Thaks guys! I’m going over to the Car Max in Raleigh tomorrow, and I have a list of SUVs , crossovers, and wagons to look over. I have a local mechanic who will trade me lunch for a thorough going over of whatever I buy. (CarMax has a 3 day money back thing, no questions) So, I’m going to hold my breath, and jump in. I have, however, set my max mileage at an arbitrary 70K, so, cross your fingers!

100k is not an issue, but set aside $1000-$2000 bucks a year for repairs. It’s still cheaper than a new $25,000 car.

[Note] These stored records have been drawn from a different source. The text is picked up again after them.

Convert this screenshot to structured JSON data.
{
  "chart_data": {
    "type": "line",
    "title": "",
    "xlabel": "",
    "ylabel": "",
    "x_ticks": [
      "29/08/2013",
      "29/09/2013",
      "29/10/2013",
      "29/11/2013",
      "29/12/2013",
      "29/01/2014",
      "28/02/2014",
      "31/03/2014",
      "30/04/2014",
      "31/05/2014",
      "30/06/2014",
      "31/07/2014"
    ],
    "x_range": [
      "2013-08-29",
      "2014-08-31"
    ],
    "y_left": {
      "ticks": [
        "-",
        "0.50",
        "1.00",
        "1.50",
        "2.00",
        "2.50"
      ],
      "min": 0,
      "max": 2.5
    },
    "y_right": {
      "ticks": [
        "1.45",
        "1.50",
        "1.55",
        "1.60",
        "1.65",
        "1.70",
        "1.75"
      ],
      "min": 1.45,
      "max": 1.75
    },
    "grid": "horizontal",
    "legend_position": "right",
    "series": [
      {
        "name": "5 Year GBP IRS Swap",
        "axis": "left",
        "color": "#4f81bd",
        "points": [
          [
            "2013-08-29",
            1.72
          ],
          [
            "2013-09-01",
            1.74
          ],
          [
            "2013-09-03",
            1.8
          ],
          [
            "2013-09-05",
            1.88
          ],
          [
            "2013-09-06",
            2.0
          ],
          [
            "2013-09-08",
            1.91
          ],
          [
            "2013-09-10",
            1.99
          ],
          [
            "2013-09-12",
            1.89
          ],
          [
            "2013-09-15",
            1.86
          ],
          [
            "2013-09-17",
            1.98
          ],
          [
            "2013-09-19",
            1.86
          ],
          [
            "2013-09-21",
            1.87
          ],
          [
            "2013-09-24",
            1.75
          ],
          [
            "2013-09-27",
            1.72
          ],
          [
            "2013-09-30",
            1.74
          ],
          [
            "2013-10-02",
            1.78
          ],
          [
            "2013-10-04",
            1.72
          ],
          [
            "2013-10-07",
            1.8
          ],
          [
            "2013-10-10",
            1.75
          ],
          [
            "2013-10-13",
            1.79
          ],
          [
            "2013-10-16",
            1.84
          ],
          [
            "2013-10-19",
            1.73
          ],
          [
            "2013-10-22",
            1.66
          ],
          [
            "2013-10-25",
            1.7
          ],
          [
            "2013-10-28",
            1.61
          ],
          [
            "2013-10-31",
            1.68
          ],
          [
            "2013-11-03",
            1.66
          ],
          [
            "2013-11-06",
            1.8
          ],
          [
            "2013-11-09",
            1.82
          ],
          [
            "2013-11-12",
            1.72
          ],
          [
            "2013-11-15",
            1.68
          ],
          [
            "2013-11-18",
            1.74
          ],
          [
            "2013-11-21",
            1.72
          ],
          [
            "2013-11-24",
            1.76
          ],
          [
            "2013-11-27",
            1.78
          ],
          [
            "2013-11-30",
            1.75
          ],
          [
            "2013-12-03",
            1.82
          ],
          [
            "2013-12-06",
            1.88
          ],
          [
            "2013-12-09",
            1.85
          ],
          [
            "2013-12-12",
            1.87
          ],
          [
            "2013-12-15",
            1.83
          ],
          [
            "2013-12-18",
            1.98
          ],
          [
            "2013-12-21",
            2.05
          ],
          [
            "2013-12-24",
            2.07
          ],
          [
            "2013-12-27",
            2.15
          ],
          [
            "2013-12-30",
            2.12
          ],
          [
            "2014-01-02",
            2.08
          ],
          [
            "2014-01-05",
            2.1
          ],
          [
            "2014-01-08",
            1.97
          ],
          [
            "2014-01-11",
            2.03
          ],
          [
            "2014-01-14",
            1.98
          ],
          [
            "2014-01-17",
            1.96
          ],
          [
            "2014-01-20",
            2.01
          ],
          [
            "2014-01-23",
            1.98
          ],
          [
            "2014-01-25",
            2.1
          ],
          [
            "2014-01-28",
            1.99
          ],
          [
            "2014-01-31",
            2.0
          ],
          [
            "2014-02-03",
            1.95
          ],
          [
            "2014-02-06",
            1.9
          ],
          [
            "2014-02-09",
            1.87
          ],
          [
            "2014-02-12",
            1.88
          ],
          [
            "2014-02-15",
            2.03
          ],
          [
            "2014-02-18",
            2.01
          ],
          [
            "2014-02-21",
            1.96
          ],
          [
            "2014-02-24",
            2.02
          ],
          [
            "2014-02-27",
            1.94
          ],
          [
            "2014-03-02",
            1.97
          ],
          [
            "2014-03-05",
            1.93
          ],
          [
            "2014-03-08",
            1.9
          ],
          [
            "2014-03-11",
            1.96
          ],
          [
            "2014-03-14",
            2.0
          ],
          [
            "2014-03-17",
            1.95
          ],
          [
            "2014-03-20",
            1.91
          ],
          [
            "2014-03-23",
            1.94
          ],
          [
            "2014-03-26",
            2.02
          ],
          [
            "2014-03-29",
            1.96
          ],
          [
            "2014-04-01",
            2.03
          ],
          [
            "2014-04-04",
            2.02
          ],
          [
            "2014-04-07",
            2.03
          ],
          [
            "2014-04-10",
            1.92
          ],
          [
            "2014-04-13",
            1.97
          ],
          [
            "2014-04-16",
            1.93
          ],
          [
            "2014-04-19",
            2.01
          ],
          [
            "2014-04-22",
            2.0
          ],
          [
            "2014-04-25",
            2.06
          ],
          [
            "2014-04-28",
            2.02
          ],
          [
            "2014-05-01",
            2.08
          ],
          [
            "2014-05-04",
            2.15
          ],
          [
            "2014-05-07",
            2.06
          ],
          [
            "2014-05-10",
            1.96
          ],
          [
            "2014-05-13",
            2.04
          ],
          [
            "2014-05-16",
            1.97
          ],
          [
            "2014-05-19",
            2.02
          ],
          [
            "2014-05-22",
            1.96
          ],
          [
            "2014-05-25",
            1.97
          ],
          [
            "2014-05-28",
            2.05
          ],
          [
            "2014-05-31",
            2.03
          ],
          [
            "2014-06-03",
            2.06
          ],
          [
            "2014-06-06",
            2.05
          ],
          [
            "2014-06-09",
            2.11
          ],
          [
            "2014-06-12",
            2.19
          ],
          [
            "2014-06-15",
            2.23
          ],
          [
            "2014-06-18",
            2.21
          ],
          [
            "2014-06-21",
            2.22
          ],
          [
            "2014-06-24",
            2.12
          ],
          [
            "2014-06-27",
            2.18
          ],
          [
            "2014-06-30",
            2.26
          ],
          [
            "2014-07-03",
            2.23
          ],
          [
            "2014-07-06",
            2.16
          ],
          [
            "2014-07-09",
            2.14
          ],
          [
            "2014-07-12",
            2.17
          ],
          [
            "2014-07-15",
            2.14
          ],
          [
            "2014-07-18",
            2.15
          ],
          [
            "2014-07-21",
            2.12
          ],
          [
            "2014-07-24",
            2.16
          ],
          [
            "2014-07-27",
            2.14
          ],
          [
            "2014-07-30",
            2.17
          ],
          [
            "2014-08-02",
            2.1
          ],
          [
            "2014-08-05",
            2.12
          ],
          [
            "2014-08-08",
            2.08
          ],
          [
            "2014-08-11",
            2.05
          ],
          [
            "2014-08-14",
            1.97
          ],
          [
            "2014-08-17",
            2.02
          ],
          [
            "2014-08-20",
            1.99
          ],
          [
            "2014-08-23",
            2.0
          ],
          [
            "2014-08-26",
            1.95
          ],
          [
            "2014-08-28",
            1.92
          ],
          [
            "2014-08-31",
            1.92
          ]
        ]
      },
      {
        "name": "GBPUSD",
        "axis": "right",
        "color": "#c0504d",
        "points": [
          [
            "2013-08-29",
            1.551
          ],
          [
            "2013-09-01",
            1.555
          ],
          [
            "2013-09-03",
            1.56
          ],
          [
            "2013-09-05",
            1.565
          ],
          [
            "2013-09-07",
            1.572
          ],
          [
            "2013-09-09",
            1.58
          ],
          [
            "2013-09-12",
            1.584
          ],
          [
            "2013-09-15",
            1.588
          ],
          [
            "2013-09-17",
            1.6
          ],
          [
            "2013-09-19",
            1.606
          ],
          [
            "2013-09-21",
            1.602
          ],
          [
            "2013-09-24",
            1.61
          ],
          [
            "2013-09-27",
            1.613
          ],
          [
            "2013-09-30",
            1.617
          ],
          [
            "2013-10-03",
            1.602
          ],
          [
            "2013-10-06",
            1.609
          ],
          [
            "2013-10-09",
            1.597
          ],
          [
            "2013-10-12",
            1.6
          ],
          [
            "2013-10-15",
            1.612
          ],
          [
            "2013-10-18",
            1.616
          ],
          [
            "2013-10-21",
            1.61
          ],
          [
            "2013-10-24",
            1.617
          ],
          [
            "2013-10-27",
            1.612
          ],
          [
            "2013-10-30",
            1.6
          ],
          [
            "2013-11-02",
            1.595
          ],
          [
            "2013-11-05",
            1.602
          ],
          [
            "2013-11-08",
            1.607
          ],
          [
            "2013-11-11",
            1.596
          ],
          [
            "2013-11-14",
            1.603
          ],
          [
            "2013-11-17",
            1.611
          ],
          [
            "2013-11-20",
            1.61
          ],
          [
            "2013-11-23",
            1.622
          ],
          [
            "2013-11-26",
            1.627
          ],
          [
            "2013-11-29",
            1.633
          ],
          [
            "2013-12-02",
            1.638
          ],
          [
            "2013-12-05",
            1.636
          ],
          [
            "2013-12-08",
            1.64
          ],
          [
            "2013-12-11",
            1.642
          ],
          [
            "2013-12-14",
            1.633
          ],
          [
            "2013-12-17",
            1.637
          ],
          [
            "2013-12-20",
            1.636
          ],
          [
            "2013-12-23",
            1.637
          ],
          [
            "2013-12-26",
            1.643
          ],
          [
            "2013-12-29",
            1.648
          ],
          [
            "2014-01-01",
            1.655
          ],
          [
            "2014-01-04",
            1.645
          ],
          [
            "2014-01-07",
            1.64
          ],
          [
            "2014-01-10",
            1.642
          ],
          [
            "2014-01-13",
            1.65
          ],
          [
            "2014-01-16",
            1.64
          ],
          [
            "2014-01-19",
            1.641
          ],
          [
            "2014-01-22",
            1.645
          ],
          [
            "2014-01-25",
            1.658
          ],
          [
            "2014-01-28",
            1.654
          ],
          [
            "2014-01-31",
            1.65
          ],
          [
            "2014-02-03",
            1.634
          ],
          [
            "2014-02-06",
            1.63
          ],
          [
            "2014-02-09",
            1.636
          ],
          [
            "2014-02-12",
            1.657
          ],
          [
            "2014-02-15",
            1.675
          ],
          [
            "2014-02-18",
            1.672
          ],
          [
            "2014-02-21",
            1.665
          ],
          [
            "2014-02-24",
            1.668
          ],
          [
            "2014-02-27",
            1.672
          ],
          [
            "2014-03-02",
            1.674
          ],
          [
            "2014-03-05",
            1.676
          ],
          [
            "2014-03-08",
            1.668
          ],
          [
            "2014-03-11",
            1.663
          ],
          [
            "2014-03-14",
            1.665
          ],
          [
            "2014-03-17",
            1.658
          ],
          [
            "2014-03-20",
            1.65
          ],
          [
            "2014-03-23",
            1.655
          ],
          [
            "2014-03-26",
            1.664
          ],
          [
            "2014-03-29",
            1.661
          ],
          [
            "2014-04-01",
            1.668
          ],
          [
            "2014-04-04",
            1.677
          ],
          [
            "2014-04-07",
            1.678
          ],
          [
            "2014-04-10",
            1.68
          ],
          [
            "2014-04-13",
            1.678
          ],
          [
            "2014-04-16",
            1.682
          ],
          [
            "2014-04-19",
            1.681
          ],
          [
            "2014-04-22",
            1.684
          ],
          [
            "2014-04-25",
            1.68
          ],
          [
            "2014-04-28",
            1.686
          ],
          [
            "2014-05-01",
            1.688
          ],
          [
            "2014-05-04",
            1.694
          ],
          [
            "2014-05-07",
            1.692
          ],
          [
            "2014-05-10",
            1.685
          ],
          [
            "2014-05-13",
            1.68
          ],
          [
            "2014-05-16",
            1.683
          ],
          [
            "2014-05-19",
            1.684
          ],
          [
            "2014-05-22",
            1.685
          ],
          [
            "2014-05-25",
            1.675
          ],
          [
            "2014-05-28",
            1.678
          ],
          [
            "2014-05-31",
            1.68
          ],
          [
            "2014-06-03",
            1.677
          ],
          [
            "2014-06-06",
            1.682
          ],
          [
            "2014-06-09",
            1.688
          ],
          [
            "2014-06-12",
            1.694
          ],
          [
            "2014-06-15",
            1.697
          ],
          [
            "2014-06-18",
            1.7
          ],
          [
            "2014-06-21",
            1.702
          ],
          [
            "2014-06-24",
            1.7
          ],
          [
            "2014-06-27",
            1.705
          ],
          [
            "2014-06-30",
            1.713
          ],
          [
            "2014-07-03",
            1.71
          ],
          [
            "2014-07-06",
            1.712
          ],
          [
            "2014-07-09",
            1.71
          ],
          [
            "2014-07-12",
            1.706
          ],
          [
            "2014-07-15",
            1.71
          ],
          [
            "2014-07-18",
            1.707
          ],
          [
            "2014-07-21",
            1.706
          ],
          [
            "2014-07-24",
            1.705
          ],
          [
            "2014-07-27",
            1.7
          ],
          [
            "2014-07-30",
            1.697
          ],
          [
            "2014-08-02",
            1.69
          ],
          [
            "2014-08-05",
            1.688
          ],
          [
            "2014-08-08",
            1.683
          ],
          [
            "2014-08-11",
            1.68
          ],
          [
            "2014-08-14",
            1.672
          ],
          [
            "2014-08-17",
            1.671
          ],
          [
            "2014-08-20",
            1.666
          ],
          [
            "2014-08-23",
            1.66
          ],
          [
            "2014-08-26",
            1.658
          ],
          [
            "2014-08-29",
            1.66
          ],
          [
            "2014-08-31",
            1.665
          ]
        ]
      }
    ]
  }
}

You might want to investigate what rental fleets have to offer in cars they sell. I rented a Chevrolet Traverse and before that a Jeep Grand Cherokee from a rental agency. They may have the smaller SUVs in the fleet. These vehicles are usually well maintained, but do have a potential purchase checked by a mechanic.

CarMAX is so named because they get the MAXIMUM possible price for their cars. Seriously, they may have a good selection of nice cars, but check their price against NOT Kelly Blue Book. NADA is far more in line with the real world and what reputable dealers should be charging. The local CarMAX doesn’t even allow solo test drives, and requires that cars be driven on a prescribed route of about three miles. I would not trust a situation like that.

Do some internet shopping at other dealers, too. I found a 2010 Cobalt with 14,500 miles with a steep discount at a local Nissan dealer on line. You can probably find something that you like at an attractive price if you search long enough. Maybe you have already, but you never know who has the SUV for you.

I must agree with MgMcAnick about CarMax prices. When I was shopping for a used car, they consistently had the highest prices. And their cars had fairly high mileage for the respective model year I was looking at.